Je ne sais pas vous, mais moi, les festivals au Québec me sortent par les oreilles. Il y en a trop!

Qu’il y en ait quelques-uns (pas assez à mon goût) qui culbutent me laisse froid.

C’est pratiquement rendu que chaque petit hameau québécois a son propre petit festival de quelque chose, bien sûr subventionné en grande partie par les deniers publics, venant d’un des endroits les plus endettés au monde.

Trouvez pas ça un peu bizarre? Moi, si.

Au contraire! Vive la diversité! Dans l’article susmentionné, je constate que des intervenants en région prennent le taureau par les cornes plutôt que de gémir dans l’anonymat et je m’en réjouis.

En outre, ce n’est pas parce que les gens habitent en région qu’ils doivent se priver de tenir des festivals, d’autant que de nombreux acteurs locaux s’y investissent aussi. N’oubliez pas que les « grands » festivals (notamment ceux organisés à Montréal) touchent également des subventions. Il y va de la vitalité de notre industrie touristique, dans un contexte où la faiblesse du dollar canadien peut se révéler avantageuse.

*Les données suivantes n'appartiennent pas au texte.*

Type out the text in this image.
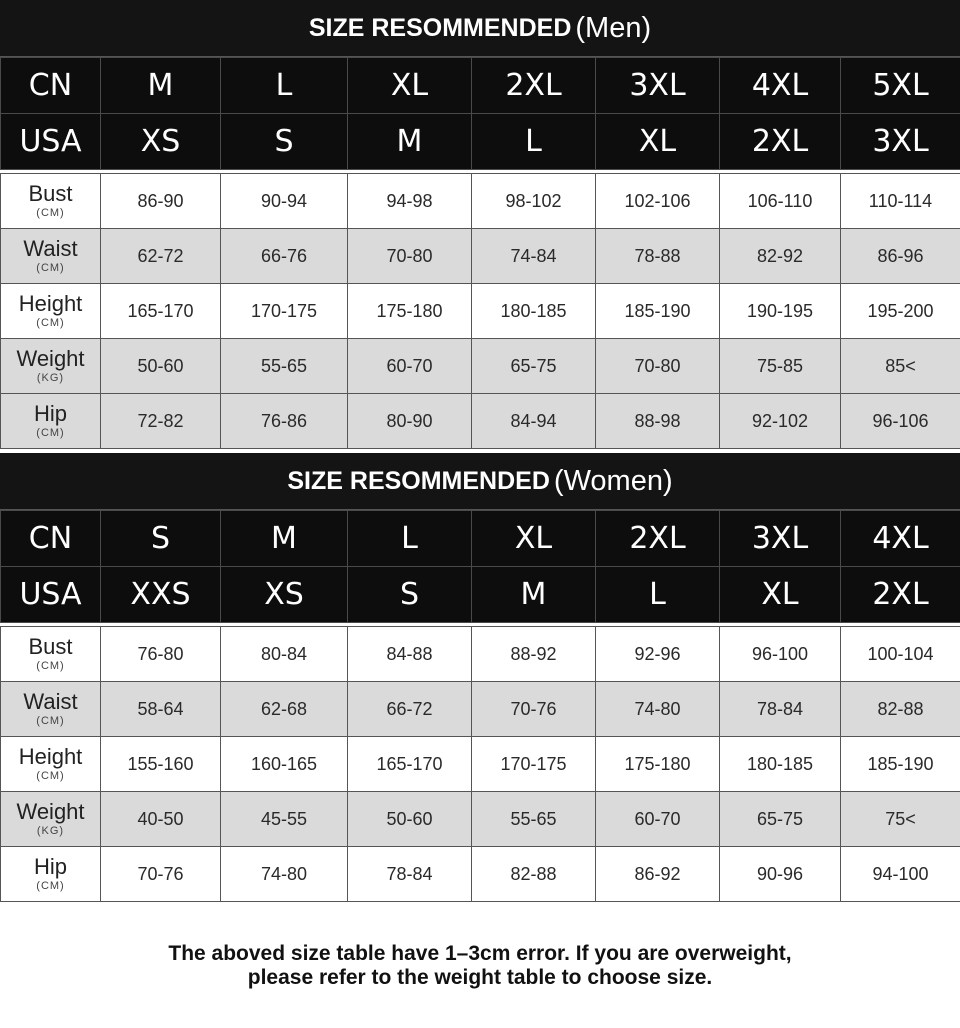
SIZE RESOMMENDED (Men)
CN	M	L	XL	2XL	3XL	4XL	5XL
USA	XS	S	M	L	XL	2XL	3XL

Bust
(CM)	86-90	90-94	94-98	98-102	102-106	106-110	110-114

Waist
(CM)	62-72	66-76	70-80	74-84	78-88	82-92	86-96

Height
(CM)	165-170	170-175	175-180	180-185	185-190	190-195	195-200

Weight
(KG)	50-60	55-65	60-70	65-75	70-80	75-85	85<

Hip
(CM)	72-82	76-86	80-90	84-94	88-98	92-102	96-106
SIZE RESOMMENDED (Women)
CN	S	M	L	XL	2XL	3XL	4XL
USA	XXS	XS	S	M	L	XL	2XL

Bust
(CM)	76-80	80-84	84-88	88-92	92-96	96-100	100-104

Waist
(CM)	58-64	62-68	66-72	70-76	74-80	78-84	82-88

Height
(CM)	155-160	160-165	165-170	170-175	175-180	180-185	185-190

Weight
(KG)	40-50	45-55	50-60	55-65	60-70	65-75	75<

Hip
(CM)	70-76	74-80	78-84	82-88	86-92	90-96	94-100
The aboved size table have 1–3cm error. If you are overweight,
please refer to the weight table to choose size.
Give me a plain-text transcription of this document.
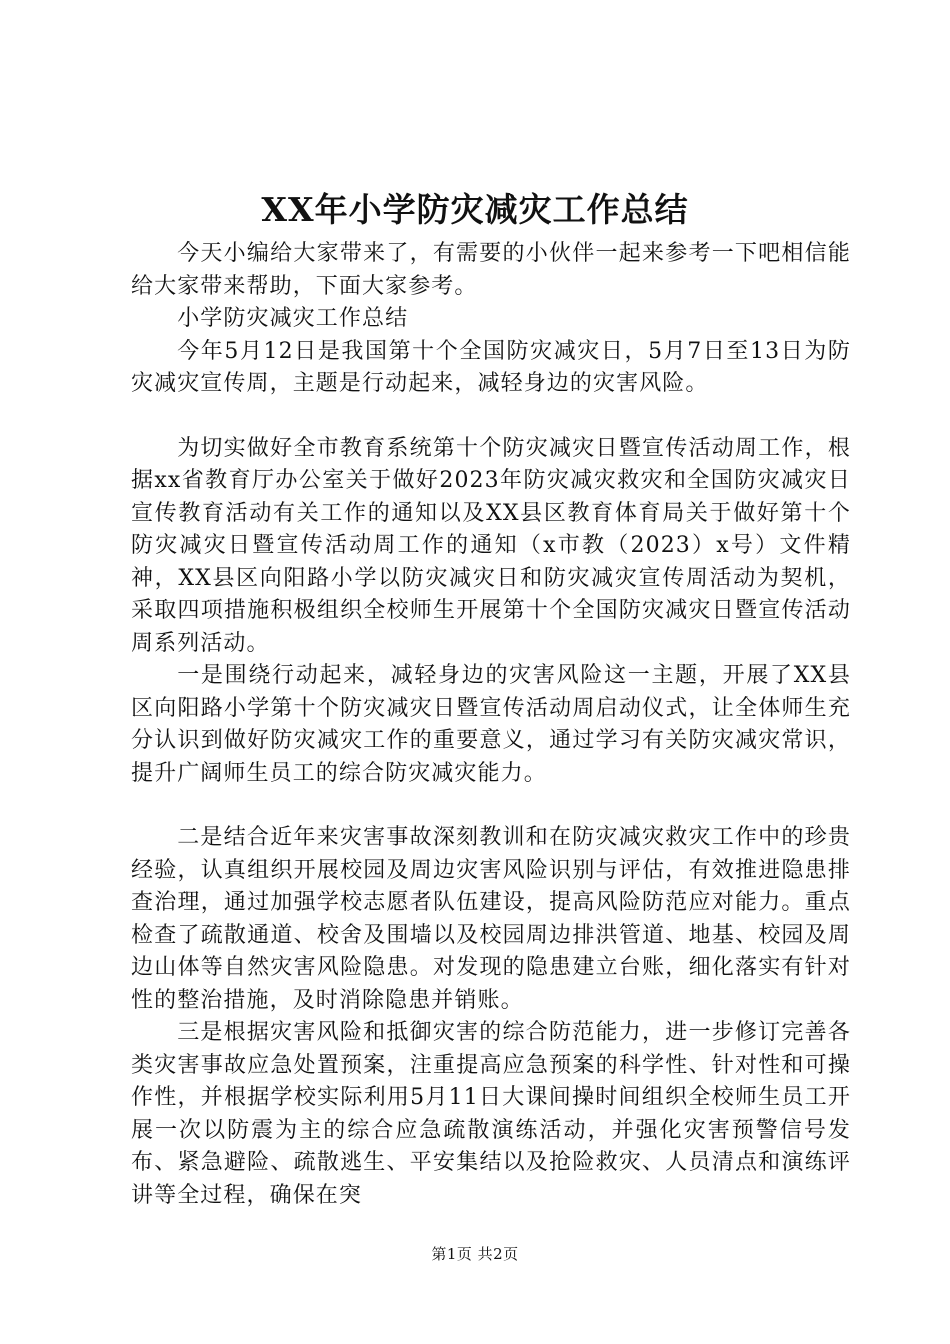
XX年小学防灾减灾工作总结

今天小编给大家带来了，有需要的小伙伴一起来参考一下吧相信能给大家带来帮助，下面大家参考。

小学防灾减灾工作总结

今年5月12日是我国第十个全国防灾减灾日，5月7日至13日为防灾减灾宣传周，主题是行动起来，减轻身边的灾害风险。

为切实做好全市教育系统第十个防灾减灾日暨宣传活动周工作，根据xx省教育厅办公室关于做好2023年防灾减灾救灾和全国防灾减灾日宣传教育活动有关工作的通知以及XX县区教育体育局关于做好第十个防灾减灾日暨宣传活动周工作的通知（x市教（2023）x号）文件精神，XX县区向阳路小学以防灾减灾日和防灾减灾宣传周活动为契机，采取四项措施积极组织全校师生开展第十个全国防灾减灾日暨宣传活动周系列活动。

一是围绕行动起来，减轻身边的灾害风险这一主题，开展了XX县区向阳路小学第十个防灾减灾日暨宣传活动周启动仪式，让全体师生充分认识到做好防灾减灾工作的重要意义，通过学习有关防灾减灾常识，提升广阔师生员工的综合防灾减灾能力。

二是结合近年来灾害事故深刻教训和在防灾减灾救灾工作中的珍贵经验，认真组织开展校园及周边灾害风险识别与评估，有效推进隐患排查治理，通过加强学校志愿者队伍建设，提高风险防范应对能力。重点检查了疏散通道、校舍及围墙以及校园周边排洪管道、地基、校园及周边山体等自然灾害风险隐患。对发现的隐患建立台账，细化落实有针对性的整治措施，及时消除隐患并销账。

三是根据灾害风险和抵御灾害的综合防范能力，进一步修订完善各类灾害事故应急处置预案，注重提高应急预案的科学性、针对性和可操作性，并根据学校实际利用5月11日大课间操时间组织全校师生员工开展一次以防震为主的综合应急疏散演练活动，并强化灾害预警信号发布、紧急避险、疏散逃生、平安集结以及抢险救灾、人员清点和演练评讲等全过程，确保在突

第1页 共2页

Sachez que la plupart de ces festivals de petite ou moyen envergure ne sont pas ou très peu subventionnés. Ils subsistent majoritairement grâce à des commandites privés.

@ Yann:

À Montréal, c’est surtout le festival des cônes oranges qui bat son plein…

Chaque festival (incluant ceux de Montréal) devrait s’autofinancer. Point!

Je ne vois pas de logique dans le fait qu’un endroit comme le Québec qui est l’un des endroits les plus endettés de la planète continue de subventionner (en s’endettant davantage!) de quelque manière que ce soit des activités qui ne procurent que des bienfaits artificiels temporaires et saisonniers tout en aggravant notre problème financier.

Et surtout, SURTOUT ne venez pas me parler des « retombées économiques » des festivals qui ne sont en fait qu’un déplacement d’argent (i.e.: l’argent de NOS impôts qui sert à subventionner ces festivals ne peut être dépensé ailleurs comme auprès de nos élèves en difficultés, nos malades, etc…).

Y’a pas de quoi fêter pantoutte!!!

@ François 1 (12 juillet 2017, 4 h 49 min.)

Le « festival des cônes oranges » auquel vous faites ironiquement allusion résulte du sous-financement des infrastructures publiques qui a sévi pendant des décennies. Raison de plus pour ne pas se priver d’une source supplémentaire et substantielle de revenus comme celle découlant du tourisme.

Libre à vous de bouder dans votre coin. Cela dit, quand les touristes (locaux, nationaux ou internationaux) visitent le Québec et prennent part aux divers festivals, ils génèrent effectivement des retombées financières appréciables, dont bénéficient plusieurs intervenants économiques connexes du même milieu (restauration; hébergement; réserves naturelles; musées; etc.). Nombreux sont ceux qui, en région urbaine ou rurale, l’ont parfaitement compris. D’où l’utilité de proposer aux touristes des activités; quel touriste aurait envie de visiter un endroit où il n’y a rien à faire?

De plus, comme le souligne JC ci-dessus, l’État n’est pas le seul acteur en matière de financement : le secteur privé joue également un rôle. Il en va de même dans les autres pays, provinces ou états qui souhaitent légitimement tirer parti de cette intéressante manne.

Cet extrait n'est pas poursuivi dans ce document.